A chemist precipitates chloride ions as AgCl and weighs the dried precipitate. The result implies a sulfate content 8% higher than expected from an independent analysis. Which explanation best accounts for this positive error?
AKsp of AgCl was too high, so excess chloride remained in solution — a negative error source, not positive
BCoprecipitation — foreign ions were adsorbed onto or occluded within the AgCl crystals, adding mass beyond the analyte's contribution
CThe gravimetric factor was applied upside down, inflating the calculated analyte mass
DThe precipitate was dried at too low a temperature, retaining water
Coprecipitation introduces foreign mass into the precipitate, directly causing positive errors — the precipitate weighs more than pure analyte-derived compound, so the calculated analyte is too high. This typically occurs when precipitation is rapid from concentrated solution, generating many tiny crystals with high surface area that trap impurities via adsorption or occlusion. The remedy is slow precipitation from hot, dilute solution to grow larger, purer crystals. Note: the question says 'sulfate content' — this is likely a mislabeled analyte in a real scenario; the error mechanism is coprecipitation regardless.
Question 2 Multiple Choice
Why is gravimetric analysis used to establish primary standards, while UV-Vis spectrophotometry requires calibration curves?

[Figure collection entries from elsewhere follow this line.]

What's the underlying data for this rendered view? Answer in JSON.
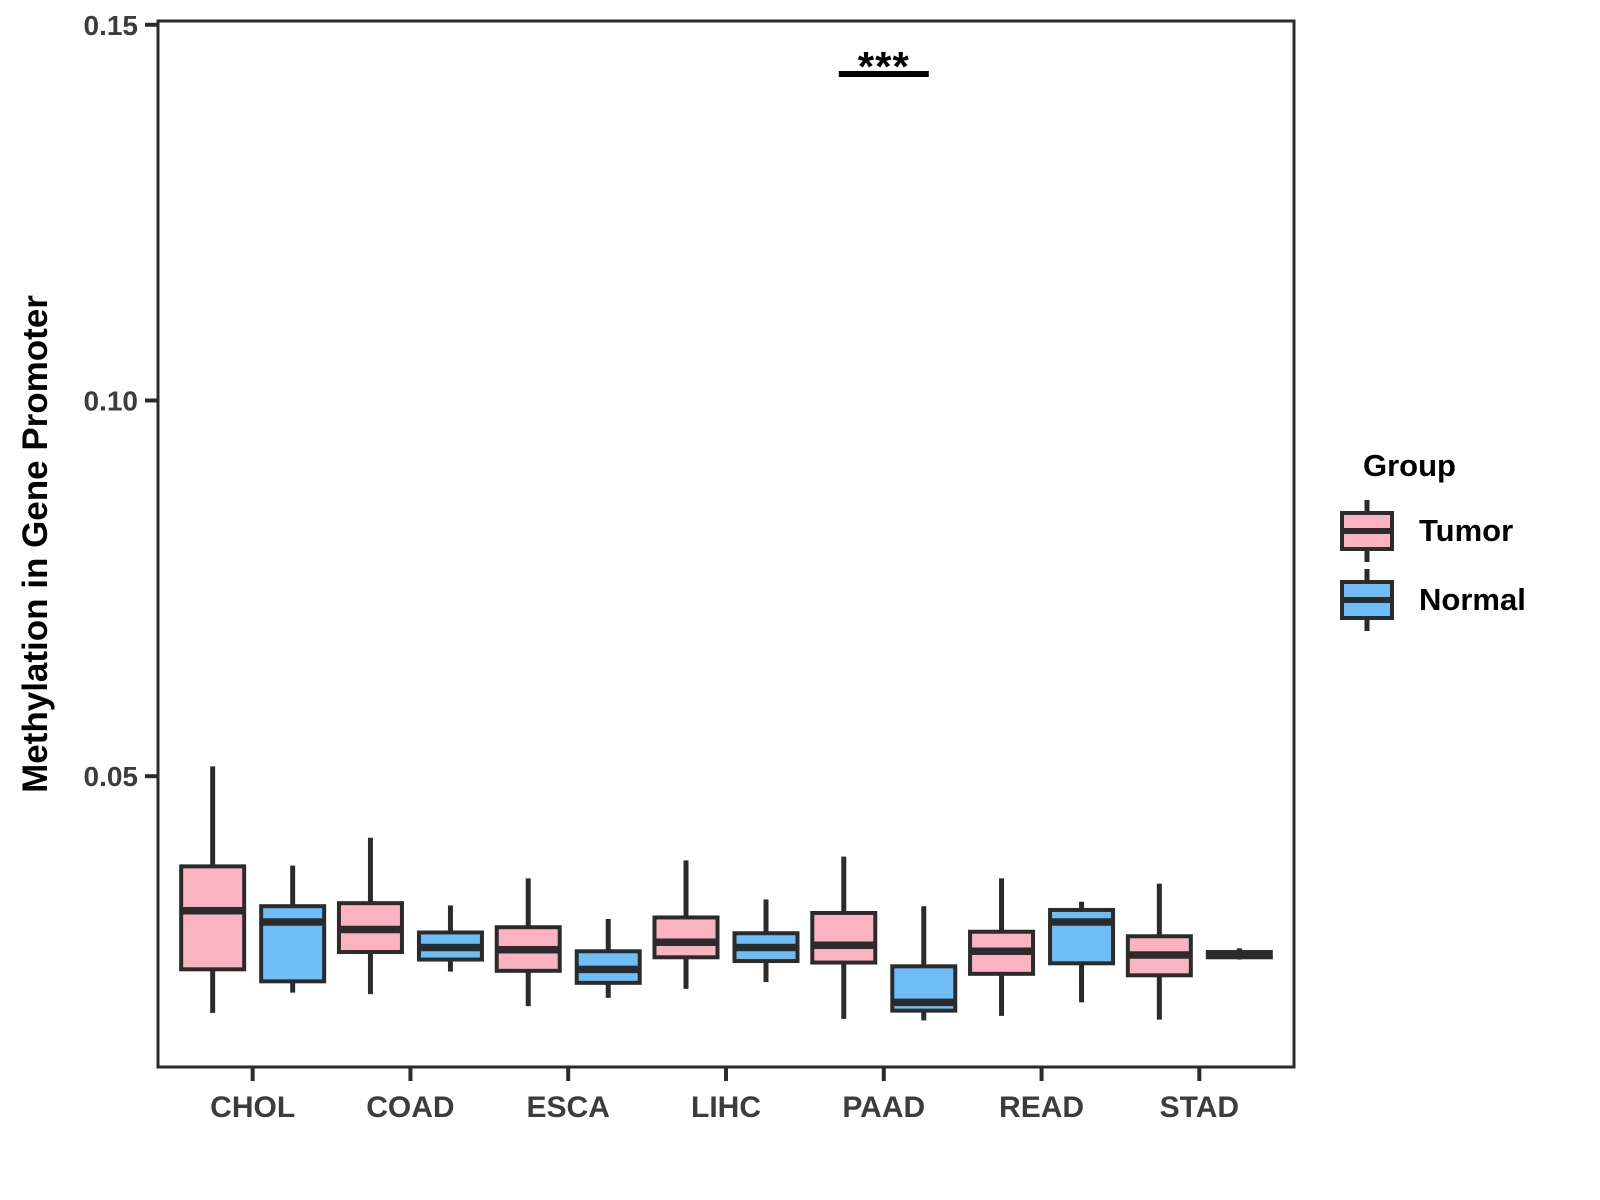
{
  "chart_data": {
    "type": "boxplot",
    "title": "",
    "xlabel": "",
    "ylabel": "Methylation in Gene Promoter",
    "categories": [
      "CHOL",
      "COAD",
      "ESCA",
      "LIHC",
      "PAAD",
      "READ",
      "STAD"
    ],
    "axes": {
      "yticks": [
        0.05,
        0.1,
        0.15
      ],
      "ytick_labels": [
        "0.05",
        "0.10",
        "0.15"
      ],
      "ylim": [
        0.0113,
        0.1505
      ],
      "grid": false
    },
    "legend": {
      "title": "Group",
      "position": "right",
      "entries": [
        {
          "name": "Tumor",
          "color": "#FBB3C2"
        },
        {
          "name": "Normal",
          "color": "#6FBDF7"
        }
      ]
    },
    "series": [
      {
        "name": "Tumor",
        "color": "#FBB3C2",
        "stats": [
          {
            "category": "CHOL",
            "min": 0.0185,
            "q1": 0.0243,
            "median": 0.0321,
            "q3": 0.038,
            "max": 0.0513
          },
          {
            "category": "COAD",
            "min": 0.021,
            "q1": 0.0266,
            "median": 0.0296,
            "q3": 0.0331,
            "max": 0.0418
          },
          {
            "category": "ESCA",
            "min": 0.0194,
            "q1": 0.0241,
            "median": 0.0269,
            "q3": 0.0299,
            "max": 0.0364
          },
          {
            "category": "LIHC",
            "min": 0.0217,
            "q1": 0.0259,
            "median": 0.0279,
            "q3": 0.0312,
            "max": 0.0388
          },
          {
            "category": "PAAD",
            "min": 0.0177,
            "q1": 0.0252,
            "median": 0.0275,
            "q3": 0.0318,
            "max": 0.0393
          },
          {
            "category": "READ",
            "min": 0.0181,
            "q1": 0.0237,
            "median": 0.0267,
            "q3": 0.0293,
            "max": 0.0364
          },
          {
            "category": "STAD",
            "min": 0.0176,
            "q1": 0.0235,
            "median": 0.0262,
            "q3": 0.0287,
            "max": 0.0357
          }
        ]
      },
      {
        "name": "Normal",
        "color": "#6FBDF7",
        "stats": [
          {
            "category": "CHOL",
            "min": 0.0212,
            "q1": 0.0227,
            "median": 0.0306,
            "q3": 0.0327,
            "max": 0.0381
          },
          {
            "category": "COAD",
            "min": 0.024,
            "q1": 0.0256,
            "median": 0.0272,
            "q3": 0.0292,
            "max": 0.0328
          },
          {
            "category": "ESCA",
            "min": 0.0205,
            "q1": 0.0225,
            "median": 0.0243,
            "q3": 0.0267,
            "max": 0.031
          },
          {
            "category": "LIHC",
            "min": 0.0226,
            "q1": 0.0254,
            "median": 0.0272,
            "q3": 0.0291,
            "max": 0.0336
          },
          {
            "category": "PAAD",
            "min": 0.0175,
            "q1": 0.0188,
            "median": 0.0199,
            "q3": 0.0247,
            "max": 0.0327
          },
          {
            "category": "READ",
            "min": 0.0199,
            "q1": 0.0251,
            "median": 0.0306,
            "q3": 0.0322,
            "max": 0.0333
          },
          {
            "category": "STAD",
            "min": 0.0256,
            "q1": 0.0259,
            "median": 0.0263,
            "q3": 0.0266,
            "max": 0.0271
          }
        ]
      }
    ],
    "annotations": [
      {
        "type": "significance",
        "category": "PAAD",
        "label": "***"
      }
    ],
    "style": {
      "box_stroke": "#2B2B2B",
      "axis_color": "#2B2B2B",
      "tick_label_color": "#3C3C3C",
      "annotation_color": "#000000",
      "background": "#FFFFFF"
    }
  }
}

AGravimetric instruments are more expensive and therefore more accurate
BGravimetry is more sensitive than spectrophotometric methods at low concentrations
CGravimetry measures mass — an absolute, fundamental SI unit — requiring no comparison to external standards at measurement time; spectrophotometry measures relative absorbance, which drifts and must be calibrated
DGravimetry works on more analyte types and is therefore more versatile
The power of gravimetry lies in using mass as its signal. Mass is traceable directly to fundamental SI units (the kilogram) without requiring instrument calibration or reference standards at the time of measurement. An analytical balance simply weighs; it does not need to be 'taught' what a known standard looks like. Spectrophotometry measures absorbance, which is an instrument response that depends on lamp intensity, detector sensitivity, and cell path length — all of which drift and must be corrected via calibration curves using known standards. This is why gravimetry establishes the primary standards against which spectrophotometric and other methods are validated.
Question 3 True / False
Gravimetric accuracy requires that the Ksp of the precipitate be very small (typically below 10⁻⁸) to ensure nearly complete precipitation of the analyte.
TTrue
FFalse
Answer: True
If Ksp is too large, a measurable quantity of the analyte remains dissolved in the supernatant rather than transferring to the precipitate — producing a negative error (precipitate weighs less than expected → calculated analyte is too low). For quantitative precipitation (≥99.9% capture), Ksp must be very small. Adding excess precipitating reagent exploits the common ion effect to further suppress solubility, driving precipitation toward completion.
Question 4 True / False
Coprecipitation generally causes a positive error in gravimetric analysis, making the calculated analyte mass too high.
TTrue
FFalse
Answer: False
Coprecipitation can cause either positive or negative errors, depending on the nature of the contaminant. If foreign ions are simply adsorbed onto the precipitate surface (adding extra mass) or occluded within the lattice, the result is a positive error. But if the coprecipitated impurity replaces analyte ions with lighter species in the crystal structure, the precipitate may weigh less per mole of analyte than expected, producing a negative error. The direction depends on the chemical identity and mass of the contaminating species relative to the analyte ion.
Question 5 Short Answer
Why is slow precipitation from hot, dilute solution preferred in gravimetric analysis, even though it is more time-consuming than rapid precipitation?
Think about your answer, then reveal below.
Model answer: Slow precipitation from hot, dilute solution produces fewer nuclei and allows existing crystals to grow large. Large crystals have proportionally less surface area than many small ones, which reduces coprecipitation (fewer sites for impurity adsorption) and makes filtration more efficient (less loss through filter paper). The von Weimarn ratio shows that high supersaturation — from rapid mixing of concentrated solutions — nucleates a burst of tiny crystallites with enormous surface area that readily trap impurities. Heat also increases solubility temporarily, reducing supersaturation and further favoring crystal growth over nucleation.
In practice: after adding the precipitating reagent, the solution is digested (kept warm for 30–60 minutes) to allow small crystals to dissolve and redeposit on larger ones — Ostwald ripening. The result is a coarser, purer precipitate that filters cleanly and gives more accurate results.